Do you really want to be the model that they are telling everyone not to use?
They could be associated with an agency (like Photogenics) that you want to join, and that agency signs you. The make-up artist or stylist finds out, tells the agency what you did, and you are promptly either dropped from the roster, or left to rot with no auditions, no ability to put yourself on auditions without breaking your contract.
Why should I care it is great publicity for me as a signed model?
Hi, it is your booker calling you are in violation of your contract and are liable to the agency for thousands of dollars, oh and they are dropping you.
Everything that is true for the unsigned model is true for you, and more. You have entered a contract with your agency, putting yourself into a commercial campaign without their sign-off is in violation of your contract.
Once your agency drops you they will call all their friends at other agencies and you will become one of the untouchables.
Why should I care it is great publicity for me as a photographer? Now if you have all your i’s dotted and your t’s crossed then I can’t argue with you.
Nobody can require you to enforce your copyrights.
Nobody can force you to not release your photos to bullshit contests.
But, what I said above about signed models it is true. So I really hope you have very binding model releases from your models and you didn’t submit an agency test.
Personally, I would be upset if something that should have paid me $40,000 is using my image for free, but that is just me.

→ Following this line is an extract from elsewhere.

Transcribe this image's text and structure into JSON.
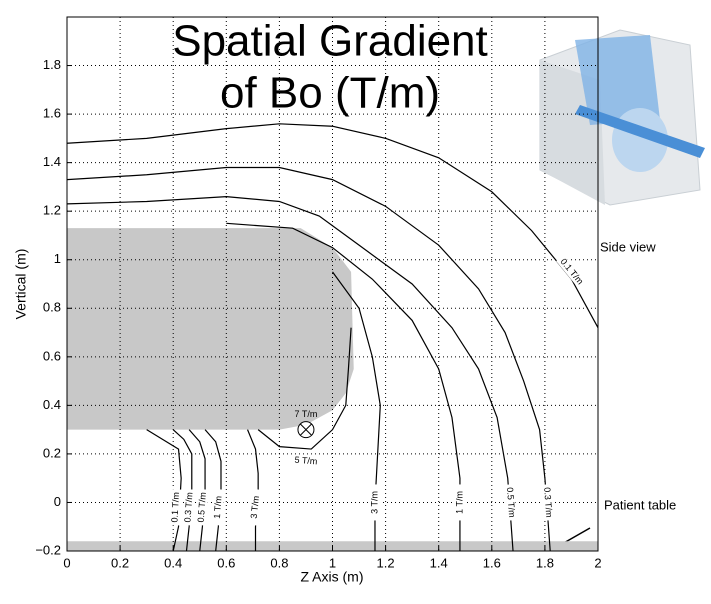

CONSEQUENCES FROM THE PHOTOGRAPHER or Well, what can the photographer do to me anyway?
1. They can sue you, for a lot of money. They can sue you for the amount it should have cost to license the image for the usage used. BUT, even if the image is never used, when it comes to a registered copyright filed with the Library of Congress, copyright laws provide for statutory penalties of up to $150000 per infringement. Your submission is an infringement.
So as an example two of my images were submitted, if I were so inclined I could sue for $300,000 and attorney’s fees. I am not going to, since filing suit in a case like this is meaningless, but if the images were used by Smashbox I would pretty much have to file suit against the company AND against the person who submitted the images.

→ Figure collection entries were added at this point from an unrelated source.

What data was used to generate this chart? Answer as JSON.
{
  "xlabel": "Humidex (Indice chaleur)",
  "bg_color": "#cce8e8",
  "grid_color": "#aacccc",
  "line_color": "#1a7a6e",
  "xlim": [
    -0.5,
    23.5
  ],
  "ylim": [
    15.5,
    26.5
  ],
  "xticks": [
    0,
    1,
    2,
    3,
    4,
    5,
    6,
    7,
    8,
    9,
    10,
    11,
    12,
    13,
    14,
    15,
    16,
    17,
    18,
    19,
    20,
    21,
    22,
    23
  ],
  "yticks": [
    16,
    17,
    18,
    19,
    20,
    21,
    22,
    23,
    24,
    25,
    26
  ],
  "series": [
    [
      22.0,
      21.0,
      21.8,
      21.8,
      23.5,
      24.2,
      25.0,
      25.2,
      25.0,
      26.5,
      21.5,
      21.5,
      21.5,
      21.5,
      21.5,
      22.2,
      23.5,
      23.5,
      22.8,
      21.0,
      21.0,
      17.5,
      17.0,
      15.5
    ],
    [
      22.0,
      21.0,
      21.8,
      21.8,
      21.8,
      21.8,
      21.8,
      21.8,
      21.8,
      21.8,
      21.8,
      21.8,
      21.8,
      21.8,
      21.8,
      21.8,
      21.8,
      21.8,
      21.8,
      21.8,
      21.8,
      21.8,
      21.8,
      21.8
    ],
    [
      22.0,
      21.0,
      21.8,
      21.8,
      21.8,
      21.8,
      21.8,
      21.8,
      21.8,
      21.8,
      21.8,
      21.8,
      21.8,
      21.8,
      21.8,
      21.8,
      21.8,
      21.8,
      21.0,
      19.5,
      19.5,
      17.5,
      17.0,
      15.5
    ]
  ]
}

2. Beyond lawsuits The photographer is the casting agent/talent booker on almost all projects. They will tell their friends, and their friends will tell their friends. You will become persona non grata, and it is a global market.
What can I do as a photographer to avoid these situations?
1. Always place your licensing into the metadata of the images you are releasing. To do this go here http://www.useplus.com/ This website writes licensing METADATA. You can then place this metadata into every image you produce. They even have a free metadata embedder so you can do this even if you don’t know what I am talking about. This website is easy, it takes you step by step to create the license for you.
2. REGISTER your copyright. It costs money, but it gives you many more options in a case like this.
3. Be clear with the people you work with, let them know about contests like this. Let them know what you do and don’t allow as far as submissions.
4. Use a tracker to see who is posting your images, and where. If the contest can show that you didn’t inform them in a timely manner to remove the image they might be able to prove fair use of the image.
As a model or make-up artist you probably do not have the necessary rights to ever submit an image to any contest. If you are thinking of doing so contact the copyright owner and inform them of your intentions. Get their agreement BEFORE you enter what is technically not your property.
As a photographer read all of the rules to any contest and avoid language that states that there is any transfer of copyright or anything that says in perpetuity. Read the contest rules and understand what you are signing away. If you see something suspicious inform your friends and colleagues so they too can avoid these image grabs. These are not contests, they are image grabs and they are scams. Be wary, be safe.